Thorpe, for his part, enters into a sham marriage with the young and naive Caroline (Alice Orr-Ewing). They have a child, Rudolph, but Caroline, distressed after a call from Scott, has a fatal car crash in Basingstoke of all places. Later, Thorpe marries again. This time to the more formidable, and more worldly Marion (Monica Dolan) but Bessell and Thorpe's plan to pay Scott off and keep the story of their affair secret isn't working.
Scott, quite simply, won't stay quiet. So Thorpe and Bessell hatch a plan to go much further. They hatch a plan to have Scott killed but that plan, for various reasons, does not go well. A Very English Scandal tells the story of what went wrong with that plan and how that affected both Thorpe's and Scott's lives as well as the lives of very many people close to them.
I'd known a bit about this story for years, I was a child when it came to court and didn't really understand it, and though A Very English Scandal surely takes artistic license when it feels like doing so, it also does a very good job of taking us back to a time when Anthony Wedgwood-Benn (still his name then) could be summarily dismissed as a 'Trot', and a time when people were made to suffer so badly for their sexual preferences that their lives and the lives of their family could be destroyed on a whim.

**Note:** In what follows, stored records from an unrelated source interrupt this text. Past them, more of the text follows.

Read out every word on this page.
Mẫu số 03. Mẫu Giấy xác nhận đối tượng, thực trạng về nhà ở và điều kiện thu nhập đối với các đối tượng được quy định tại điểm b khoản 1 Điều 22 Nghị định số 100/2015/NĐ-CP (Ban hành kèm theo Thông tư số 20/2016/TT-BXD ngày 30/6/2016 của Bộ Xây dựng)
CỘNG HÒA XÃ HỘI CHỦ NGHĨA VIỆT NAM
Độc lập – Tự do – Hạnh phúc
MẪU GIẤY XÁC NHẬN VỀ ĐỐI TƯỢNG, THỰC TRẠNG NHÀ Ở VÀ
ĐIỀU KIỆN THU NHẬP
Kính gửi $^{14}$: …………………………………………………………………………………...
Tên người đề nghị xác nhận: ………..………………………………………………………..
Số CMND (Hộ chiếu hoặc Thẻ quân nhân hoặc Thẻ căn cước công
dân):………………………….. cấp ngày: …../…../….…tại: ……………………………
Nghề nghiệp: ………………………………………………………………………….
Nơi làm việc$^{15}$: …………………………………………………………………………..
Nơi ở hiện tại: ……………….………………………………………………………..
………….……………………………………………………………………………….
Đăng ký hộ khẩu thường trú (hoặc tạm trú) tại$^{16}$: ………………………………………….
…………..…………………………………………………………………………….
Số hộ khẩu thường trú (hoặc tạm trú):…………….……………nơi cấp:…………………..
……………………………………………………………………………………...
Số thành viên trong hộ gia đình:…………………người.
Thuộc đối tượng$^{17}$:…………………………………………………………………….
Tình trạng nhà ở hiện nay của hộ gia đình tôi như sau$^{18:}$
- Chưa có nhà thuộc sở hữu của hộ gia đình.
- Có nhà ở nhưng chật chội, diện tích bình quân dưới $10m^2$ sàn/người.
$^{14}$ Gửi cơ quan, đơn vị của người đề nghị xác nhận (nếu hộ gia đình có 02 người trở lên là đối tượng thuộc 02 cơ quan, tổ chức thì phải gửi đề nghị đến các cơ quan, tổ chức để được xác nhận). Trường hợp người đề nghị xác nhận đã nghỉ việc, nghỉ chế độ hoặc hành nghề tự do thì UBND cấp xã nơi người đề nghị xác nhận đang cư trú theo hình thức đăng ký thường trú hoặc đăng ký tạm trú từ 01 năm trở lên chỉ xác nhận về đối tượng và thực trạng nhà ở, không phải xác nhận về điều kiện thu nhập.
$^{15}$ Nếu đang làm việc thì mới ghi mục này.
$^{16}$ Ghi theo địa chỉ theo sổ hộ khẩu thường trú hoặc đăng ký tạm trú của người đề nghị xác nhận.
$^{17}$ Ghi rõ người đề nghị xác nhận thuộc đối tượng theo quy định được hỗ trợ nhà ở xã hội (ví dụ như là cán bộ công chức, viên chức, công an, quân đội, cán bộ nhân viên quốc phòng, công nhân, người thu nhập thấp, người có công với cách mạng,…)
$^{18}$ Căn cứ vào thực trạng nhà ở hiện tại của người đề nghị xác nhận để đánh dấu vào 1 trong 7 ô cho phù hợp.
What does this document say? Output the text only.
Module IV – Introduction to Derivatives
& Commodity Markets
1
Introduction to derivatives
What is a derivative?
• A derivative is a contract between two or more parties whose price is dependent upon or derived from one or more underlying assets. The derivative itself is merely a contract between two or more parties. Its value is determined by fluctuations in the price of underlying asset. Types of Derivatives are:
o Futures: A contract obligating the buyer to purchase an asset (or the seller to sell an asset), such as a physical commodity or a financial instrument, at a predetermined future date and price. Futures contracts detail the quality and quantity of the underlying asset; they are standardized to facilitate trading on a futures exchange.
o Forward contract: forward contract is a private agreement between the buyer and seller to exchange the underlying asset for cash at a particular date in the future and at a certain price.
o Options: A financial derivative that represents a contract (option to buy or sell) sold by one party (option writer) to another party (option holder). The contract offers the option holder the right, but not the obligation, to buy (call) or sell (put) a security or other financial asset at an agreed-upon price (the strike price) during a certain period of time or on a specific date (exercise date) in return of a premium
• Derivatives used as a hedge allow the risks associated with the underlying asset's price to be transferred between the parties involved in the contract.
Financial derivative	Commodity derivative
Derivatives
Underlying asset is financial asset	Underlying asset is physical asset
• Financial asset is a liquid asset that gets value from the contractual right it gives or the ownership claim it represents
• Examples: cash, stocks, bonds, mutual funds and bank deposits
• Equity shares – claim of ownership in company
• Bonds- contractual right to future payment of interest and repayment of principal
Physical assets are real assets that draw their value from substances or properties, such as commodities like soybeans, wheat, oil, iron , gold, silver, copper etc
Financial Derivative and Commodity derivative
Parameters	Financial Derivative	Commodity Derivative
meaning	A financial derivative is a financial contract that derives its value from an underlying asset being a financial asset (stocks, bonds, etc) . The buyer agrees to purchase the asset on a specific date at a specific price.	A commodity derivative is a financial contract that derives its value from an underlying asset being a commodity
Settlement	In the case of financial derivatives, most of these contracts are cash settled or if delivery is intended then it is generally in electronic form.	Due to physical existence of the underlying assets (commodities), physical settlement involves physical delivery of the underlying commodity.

A horrifically scabrous father of the bride wedding speech and a virulently homophobic judge, Sir Joseph Cantley (Paul Freeman), show how unenlightened the times were but A Very English Scandal doesn't dwell on that once it's made its point. There is humour too. Scott and Gwen making their caravan rock, and 8th Earl of Arran (David Bamber), and his house full of badgers, describing how he's received a parcel of shit, "human shit", through the post.
Arran's wife Fiona Gore (Susan Wooldridge) is good to, proudly beaming as her husband boasts of her having power boat racing skills to rival Donald Campbell. Credit too should go to Blake Harrison as bungling hitman Andrew 'Gino' Newton, Michele Dotrice (Betty in Some Mothers Do' Ave Em) as Edna Friendship - a landlady that looks after Scott, Peter F Gardiner as David Steel, Paul Hilton as David Holmes - a slightly daft accomplice of Bessell and Thorpe, and the always excellent Jason Watkins as Emlyn Hooson, a Welsh Liberal who covets Thorpe's job.
Arran actually gets the most passionate speech in the entire piece when he speaks movingly about young gay men killing themselves. It's not suicide he says, it's murder. Murder by the laws of the land. That Stephen Frears and Russell T Davies have told a story about such a bleak time in our history and still filled it with laughter and capers does not detract from A Very English Scandal but simply adds to its power. I'll watch A Very British Scandal soon. It'll do well to be as good.